Мне хотелось бы знать наверняка.
НЕ СМЕЙ ЗАДАВАТЬ ВОПРОСЫ.
Таким уж он уродился, грубым деревенщиной, хотя и пожалеть может, если на него находит тоска или начинается запой. Тогда он выстукивает мне сальные анекдоты. Никто не видел его в компании друзей. Ни он, ни я никогда не говорили о своих семьях. Когда Гольдберг смеется, по его щекам текут слезы.
Гольдбергу есть от чего впадать в тоску, ведь он способен произносить только нечленораздельные звуки – ги-и, гу-у, га-а, го-о. Директор цирка, он же шталмейстер, заглянув к хозяину пропустить стаканчик, смущенно опускает глаза, слушая его мычание. Обращаясь к тем, кто не знает морзянки, Гольдберг гримасничает, свирепо таращит глаза и скалит зубы. У него есть свои тайны. В чулане, где чучело пони, на стене висит позеленевший трезубец. Иногда Гольдберг со старым свечным огарком спускается в подвал, а выходит оттуда с новой горящей свечкой, хотя у нас электричество. Он никогда не жалуется на судьбу, но порой им овладевает беспокойство, и он в волнении хрустит пальцами. Женщины, похоже, его не интересуют, но он следит, чтобы при случае Абрамович не остался без кобылы. Что скрывать, природа берет свое, но Абрамович не получает особого удовольствия, поскольку кобыле нет дела до его ухаживаний, ей безразлично, умеет он говорить или нет. Самое неприятное, что Гольдберг аплодирует, когда Абрамович взбирается на кобылу. Страшно унизительно.
Когда мы переезжаем на зимние квартиры, хозяин раз в неделю прихорашивается и отправляется в город.
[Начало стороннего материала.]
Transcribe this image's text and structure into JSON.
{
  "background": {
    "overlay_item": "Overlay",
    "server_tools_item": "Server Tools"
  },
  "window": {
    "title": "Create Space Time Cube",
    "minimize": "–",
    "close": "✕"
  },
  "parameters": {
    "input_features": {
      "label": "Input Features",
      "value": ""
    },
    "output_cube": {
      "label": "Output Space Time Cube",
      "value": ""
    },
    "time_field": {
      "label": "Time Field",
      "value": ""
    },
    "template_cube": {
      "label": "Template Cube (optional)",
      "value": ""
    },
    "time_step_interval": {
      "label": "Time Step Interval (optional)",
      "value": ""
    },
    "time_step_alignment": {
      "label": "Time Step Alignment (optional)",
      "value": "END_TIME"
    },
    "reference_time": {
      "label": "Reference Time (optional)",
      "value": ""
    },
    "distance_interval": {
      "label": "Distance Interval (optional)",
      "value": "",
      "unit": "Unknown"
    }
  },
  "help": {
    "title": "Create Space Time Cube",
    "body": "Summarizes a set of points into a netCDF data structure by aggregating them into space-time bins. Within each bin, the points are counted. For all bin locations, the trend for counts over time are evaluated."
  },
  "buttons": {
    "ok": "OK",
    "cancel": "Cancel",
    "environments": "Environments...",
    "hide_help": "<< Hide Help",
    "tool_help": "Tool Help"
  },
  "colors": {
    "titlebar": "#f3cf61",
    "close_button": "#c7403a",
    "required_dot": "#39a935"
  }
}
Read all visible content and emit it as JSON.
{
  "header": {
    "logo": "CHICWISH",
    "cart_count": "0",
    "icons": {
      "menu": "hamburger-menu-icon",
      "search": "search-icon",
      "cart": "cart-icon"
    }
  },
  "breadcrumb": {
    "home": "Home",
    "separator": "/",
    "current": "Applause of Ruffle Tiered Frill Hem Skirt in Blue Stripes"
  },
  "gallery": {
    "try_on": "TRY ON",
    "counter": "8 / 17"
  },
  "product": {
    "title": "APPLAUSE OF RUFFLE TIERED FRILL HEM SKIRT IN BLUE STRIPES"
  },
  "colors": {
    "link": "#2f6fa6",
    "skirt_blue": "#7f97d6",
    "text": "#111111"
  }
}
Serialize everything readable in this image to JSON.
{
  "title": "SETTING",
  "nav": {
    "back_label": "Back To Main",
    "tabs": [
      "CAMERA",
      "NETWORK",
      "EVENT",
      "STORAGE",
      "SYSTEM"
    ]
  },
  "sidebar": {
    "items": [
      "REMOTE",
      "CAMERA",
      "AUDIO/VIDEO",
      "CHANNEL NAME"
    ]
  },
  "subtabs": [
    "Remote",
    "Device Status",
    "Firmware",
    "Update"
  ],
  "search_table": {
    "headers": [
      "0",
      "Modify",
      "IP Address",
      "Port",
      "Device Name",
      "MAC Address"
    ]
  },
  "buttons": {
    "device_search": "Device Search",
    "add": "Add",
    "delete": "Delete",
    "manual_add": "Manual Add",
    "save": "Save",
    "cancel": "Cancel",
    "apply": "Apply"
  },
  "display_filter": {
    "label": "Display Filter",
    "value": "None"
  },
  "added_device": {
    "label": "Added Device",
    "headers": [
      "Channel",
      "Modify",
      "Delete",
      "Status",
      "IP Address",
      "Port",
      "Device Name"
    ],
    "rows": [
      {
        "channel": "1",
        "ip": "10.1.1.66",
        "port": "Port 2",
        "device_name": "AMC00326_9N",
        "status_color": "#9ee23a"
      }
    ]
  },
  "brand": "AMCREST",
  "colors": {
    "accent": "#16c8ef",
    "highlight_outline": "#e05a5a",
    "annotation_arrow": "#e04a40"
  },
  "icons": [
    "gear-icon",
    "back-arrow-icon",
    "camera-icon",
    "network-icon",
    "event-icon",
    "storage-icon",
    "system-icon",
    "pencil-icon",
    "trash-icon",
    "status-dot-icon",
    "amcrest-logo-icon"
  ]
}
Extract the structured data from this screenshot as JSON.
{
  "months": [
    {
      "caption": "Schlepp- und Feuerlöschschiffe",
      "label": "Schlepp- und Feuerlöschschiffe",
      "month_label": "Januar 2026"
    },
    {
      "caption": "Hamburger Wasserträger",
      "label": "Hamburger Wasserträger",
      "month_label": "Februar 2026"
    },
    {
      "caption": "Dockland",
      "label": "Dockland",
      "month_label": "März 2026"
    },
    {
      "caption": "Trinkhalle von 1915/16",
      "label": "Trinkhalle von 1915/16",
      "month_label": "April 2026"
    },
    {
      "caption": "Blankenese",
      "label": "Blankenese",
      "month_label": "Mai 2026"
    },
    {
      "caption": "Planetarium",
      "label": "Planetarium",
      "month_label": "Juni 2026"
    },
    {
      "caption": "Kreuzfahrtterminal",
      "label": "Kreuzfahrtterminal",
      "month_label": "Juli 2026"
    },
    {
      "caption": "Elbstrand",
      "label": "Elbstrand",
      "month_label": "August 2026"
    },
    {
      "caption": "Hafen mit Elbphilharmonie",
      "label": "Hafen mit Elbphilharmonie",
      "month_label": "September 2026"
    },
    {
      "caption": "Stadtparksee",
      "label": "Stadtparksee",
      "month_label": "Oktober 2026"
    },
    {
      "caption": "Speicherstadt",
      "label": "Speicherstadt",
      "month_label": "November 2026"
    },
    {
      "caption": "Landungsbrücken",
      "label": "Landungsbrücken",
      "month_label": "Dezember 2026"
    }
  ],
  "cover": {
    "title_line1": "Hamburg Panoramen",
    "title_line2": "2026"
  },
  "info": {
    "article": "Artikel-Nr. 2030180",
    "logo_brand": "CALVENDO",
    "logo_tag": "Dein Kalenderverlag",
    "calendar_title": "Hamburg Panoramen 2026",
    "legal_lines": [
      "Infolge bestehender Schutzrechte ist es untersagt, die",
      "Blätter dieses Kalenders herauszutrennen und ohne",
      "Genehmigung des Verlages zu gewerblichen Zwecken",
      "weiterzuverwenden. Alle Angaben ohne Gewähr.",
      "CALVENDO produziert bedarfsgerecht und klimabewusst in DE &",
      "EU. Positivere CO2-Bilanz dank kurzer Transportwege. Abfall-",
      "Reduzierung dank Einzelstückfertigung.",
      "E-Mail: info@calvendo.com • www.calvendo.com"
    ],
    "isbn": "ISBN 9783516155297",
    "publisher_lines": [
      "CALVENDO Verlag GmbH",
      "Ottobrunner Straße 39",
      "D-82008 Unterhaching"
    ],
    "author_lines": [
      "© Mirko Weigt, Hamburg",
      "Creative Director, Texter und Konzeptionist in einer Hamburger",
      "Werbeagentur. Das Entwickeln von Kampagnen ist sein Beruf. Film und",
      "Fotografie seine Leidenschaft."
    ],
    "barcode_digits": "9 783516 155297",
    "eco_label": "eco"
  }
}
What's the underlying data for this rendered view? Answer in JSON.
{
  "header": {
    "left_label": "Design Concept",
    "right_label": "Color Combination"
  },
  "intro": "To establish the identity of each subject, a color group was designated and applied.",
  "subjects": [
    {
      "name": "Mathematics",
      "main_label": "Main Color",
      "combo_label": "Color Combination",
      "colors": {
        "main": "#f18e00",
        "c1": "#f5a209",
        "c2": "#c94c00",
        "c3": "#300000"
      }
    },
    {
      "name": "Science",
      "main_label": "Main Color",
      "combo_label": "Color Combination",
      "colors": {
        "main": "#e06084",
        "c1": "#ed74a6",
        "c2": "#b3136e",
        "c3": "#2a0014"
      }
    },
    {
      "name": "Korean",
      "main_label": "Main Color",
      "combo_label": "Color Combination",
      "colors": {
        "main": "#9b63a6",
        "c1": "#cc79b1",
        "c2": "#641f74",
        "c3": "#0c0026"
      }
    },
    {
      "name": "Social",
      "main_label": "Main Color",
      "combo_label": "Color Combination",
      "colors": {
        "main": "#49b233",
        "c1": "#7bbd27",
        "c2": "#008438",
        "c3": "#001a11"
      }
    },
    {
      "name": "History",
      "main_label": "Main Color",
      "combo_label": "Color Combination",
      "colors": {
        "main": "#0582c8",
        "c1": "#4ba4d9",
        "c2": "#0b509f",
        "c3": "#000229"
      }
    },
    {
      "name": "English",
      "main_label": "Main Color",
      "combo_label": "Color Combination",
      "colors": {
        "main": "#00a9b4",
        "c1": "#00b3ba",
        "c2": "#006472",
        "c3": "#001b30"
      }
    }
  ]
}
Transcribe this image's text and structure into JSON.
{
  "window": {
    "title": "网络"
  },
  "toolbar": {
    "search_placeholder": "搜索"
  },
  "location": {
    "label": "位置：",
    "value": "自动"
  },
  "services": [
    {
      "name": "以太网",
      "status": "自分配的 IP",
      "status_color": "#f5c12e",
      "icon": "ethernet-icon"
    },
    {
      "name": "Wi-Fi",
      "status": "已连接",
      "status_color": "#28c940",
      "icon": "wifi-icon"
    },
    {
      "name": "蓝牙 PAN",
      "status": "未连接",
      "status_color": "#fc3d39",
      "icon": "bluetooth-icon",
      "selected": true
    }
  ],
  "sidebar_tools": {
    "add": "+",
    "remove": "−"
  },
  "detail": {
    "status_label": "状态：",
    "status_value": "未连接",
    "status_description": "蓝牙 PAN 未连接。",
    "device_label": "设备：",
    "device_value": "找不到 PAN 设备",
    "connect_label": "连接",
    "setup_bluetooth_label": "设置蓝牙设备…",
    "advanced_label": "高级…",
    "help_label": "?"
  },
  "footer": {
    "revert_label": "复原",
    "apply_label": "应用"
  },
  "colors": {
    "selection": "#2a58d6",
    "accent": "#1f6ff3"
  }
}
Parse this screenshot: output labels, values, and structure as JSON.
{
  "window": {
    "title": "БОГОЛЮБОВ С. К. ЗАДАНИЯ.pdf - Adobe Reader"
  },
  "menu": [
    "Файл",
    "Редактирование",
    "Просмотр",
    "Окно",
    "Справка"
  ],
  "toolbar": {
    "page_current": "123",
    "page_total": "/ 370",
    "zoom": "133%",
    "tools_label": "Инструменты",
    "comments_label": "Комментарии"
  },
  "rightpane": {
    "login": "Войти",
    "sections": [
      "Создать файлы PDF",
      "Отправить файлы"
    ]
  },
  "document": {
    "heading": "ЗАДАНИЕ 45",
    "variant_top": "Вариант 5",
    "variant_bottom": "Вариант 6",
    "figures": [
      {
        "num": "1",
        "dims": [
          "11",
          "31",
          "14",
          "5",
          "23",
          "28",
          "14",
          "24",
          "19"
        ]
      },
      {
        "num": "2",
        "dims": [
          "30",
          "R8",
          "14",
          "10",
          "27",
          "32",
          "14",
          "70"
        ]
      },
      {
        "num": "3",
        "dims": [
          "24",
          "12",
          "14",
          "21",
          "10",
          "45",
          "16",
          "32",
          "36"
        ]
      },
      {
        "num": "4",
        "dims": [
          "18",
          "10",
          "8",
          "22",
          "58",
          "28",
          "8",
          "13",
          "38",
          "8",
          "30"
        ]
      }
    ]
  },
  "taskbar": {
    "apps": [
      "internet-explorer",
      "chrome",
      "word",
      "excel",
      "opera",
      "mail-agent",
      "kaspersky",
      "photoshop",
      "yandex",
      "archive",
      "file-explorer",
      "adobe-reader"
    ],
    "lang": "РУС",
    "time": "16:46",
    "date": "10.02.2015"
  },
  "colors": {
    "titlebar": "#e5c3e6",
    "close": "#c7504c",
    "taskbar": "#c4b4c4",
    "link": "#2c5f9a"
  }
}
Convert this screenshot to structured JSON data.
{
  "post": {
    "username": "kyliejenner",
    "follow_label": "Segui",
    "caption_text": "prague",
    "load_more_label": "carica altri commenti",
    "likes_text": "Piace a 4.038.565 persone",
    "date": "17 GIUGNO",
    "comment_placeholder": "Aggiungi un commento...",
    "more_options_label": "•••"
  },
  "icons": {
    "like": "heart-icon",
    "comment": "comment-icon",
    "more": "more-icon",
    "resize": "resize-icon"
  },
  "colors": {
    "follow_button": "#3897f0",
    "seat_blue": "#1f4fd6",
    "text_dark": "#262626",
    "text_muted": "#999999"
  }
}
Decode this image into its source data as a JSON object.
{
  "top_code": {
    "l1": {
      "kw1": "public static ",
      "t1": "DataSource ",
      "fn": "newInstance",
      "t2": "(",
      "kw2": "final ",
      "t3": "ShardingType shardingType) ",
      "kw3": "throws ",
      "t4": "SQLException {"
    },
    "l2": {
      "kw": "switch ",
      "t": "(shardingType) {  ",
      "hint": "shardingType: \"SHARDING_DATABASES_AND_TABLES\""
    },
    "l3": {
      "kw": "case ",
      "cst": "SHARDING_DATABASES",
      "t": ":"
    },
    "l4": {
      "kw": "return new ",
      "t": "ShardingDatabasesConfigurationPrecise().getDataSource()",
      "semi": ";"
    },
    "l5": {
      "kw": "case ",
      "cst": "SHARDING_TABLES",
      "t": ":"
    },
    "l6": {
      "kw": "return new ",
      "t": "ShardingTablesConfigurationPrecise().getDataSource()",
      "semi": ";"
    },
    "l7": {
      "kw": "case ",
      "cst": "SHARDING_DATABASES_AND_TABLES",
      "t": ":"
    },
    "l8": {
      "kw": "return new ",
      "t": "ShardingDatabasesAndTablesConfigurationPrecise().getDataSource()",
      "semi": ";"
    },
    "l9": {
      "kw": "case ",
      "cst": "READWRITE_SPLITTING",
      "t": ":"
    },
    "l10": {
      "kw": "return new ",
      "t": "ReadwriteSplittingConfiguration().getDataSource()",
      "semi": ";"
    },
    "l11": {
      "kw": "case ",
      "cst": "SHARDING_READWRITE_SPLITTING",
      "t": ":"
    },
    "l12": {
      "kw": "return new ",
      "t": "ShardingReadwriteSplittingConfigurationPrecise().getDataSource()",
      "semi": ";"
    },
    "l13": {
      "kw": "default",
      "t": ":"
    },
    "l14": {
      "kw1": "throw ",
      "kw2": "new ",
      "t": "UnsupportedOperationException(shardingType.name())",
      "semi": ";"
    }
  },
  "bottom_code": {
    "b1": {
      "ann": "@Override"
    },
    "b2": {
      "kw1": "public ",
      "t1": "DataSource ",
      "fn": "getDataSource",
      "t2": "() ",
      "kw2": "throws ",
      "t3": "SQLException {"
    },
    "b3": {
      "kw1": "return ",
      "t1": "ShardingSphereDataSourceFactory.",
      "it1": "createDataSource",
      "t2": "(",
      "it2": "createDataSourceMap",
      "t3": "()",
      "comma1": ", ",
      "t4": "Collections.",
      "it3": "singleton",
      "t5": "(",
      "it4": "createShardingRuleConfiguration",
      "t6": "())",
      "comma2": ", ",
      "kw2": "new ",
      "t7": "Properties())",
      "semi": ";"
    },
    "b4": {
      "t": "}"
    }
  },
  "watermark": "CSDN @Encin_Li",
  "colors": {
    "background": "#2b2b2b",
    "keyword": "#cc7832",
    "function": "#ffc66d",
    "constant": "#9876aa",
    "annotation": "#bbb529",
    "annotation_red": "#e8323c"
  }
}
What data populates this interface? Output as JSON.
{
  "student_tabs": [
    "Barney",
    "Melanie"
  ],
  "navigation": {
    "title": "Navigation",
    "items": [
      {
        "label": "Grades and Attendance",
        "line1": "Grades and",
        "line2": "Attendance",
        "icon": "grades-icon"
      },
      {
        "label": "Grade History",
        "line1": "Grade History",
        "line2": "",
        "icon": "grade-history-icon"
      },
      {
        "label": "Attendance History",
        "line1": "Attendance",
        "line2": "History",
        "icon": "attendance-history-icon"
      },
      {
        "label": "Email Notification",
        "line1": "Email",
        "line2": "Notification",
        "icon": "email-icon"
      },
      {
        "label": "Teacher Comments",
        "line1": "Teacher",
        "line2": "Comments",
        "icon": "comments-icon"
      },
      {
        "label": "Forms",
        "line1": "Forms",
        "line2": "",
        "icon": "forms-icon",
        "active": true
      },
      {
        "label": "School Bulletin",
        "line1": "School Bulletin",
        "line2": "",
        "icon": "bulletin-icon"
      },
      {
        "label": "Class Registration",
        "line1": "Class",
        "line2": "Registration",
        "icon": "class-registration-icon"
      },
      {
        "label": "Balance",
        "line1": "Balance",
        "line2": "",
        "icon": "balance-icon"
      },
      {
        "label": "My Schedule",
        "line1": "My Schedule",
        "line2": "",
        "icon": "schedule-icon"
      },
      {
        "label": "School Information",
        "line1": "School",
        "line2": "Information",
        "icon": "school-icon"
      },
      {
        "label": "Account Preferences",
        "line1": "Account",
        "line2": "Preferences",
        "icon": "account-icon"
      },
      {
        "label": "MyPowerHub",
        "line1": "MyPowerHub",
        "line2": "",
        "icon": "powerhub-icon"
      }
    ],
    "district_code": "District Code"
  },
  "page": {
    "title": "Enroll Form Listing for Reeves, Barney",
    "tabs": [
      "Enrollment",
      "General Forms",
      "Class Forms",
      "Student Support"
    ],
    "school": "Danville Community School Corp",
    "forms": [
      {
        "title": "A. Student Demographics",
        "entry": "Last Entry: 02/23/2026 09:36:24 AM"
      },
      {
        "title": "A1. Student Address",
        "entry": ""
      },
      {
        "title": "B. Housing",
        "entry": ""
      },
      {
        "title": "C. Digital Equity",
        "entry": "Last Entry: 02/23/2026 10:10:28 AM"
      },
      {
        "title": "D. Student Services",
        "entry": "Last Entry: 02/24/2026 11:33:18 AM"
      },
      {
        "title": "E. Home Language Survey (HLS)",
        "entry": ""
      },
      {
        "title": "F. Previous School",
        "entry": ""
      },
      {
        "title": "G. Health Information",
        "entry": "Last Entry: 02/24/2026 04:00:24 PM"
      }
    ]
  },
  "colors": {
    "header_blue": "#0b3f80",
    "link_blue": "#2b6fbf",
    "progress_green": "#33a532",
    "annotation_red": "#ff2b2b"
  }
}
Он надевает костюм из тонкого сукна, закалывает галстук булавкой с бриллиантом, натягивает желтые перчатки и любуется собой в большом зеркале. Он размахивает тростью, делая вид, что фехтует, нападает на свое отражение в зеркале, крутит трость вокруг пальца. Абрамовичу он не сообщает, куда уходит и надолго ли. Но возвращается, как правило, грустный, а то и просто в тоске, видно, не слишком весело провел время. Если в такой момент попасться ему под руку, он может вытянуть хорошенько раз-другой по спине своей чудовищной тростью. Или еще хуже – начнет грозить. Ничего страшного, конечно, но кому приятно? Обыкновенно же Гольдберг сидит дома и смотрит телевизор. Он помешан на астрономии, и когда по учебному каналу бывают уроки астрономии, он все вечера просиживает перед телевизором и не отрываясь смотрит на изображения звезд, квазаров, бесконечной вселенной. Еще он любит читать «Дейли ньюс» и, просмотрев номер, рвет газету на части. Иногда из-под старых шляп в чулане он извлекает книгу и углубляется в нее. И сразу же начинает или смеяться, или плакать. Порой в этой толстой книжке он вычитывает нечто такое, от чего приходит в необычайное волнение, взгляд его блуждает, по губам течет слюна. Ворочая толстым языком, он силится что-то сказать, но Абрамович слышит только ги-и, гу-у, га-а, го-о. Звуки всегда одни и те же, хотя означать они могут что угодно. Иногда у Гольдберга получается гул, гун, гик, гонк в разных сочетаниях, чаще гул и гонк, что, как кажется Абрамовичу, значит Гольдберг. В таком состоянии он, случалось, бил Абрамовича в живот тяжелым ботинком. О-ох.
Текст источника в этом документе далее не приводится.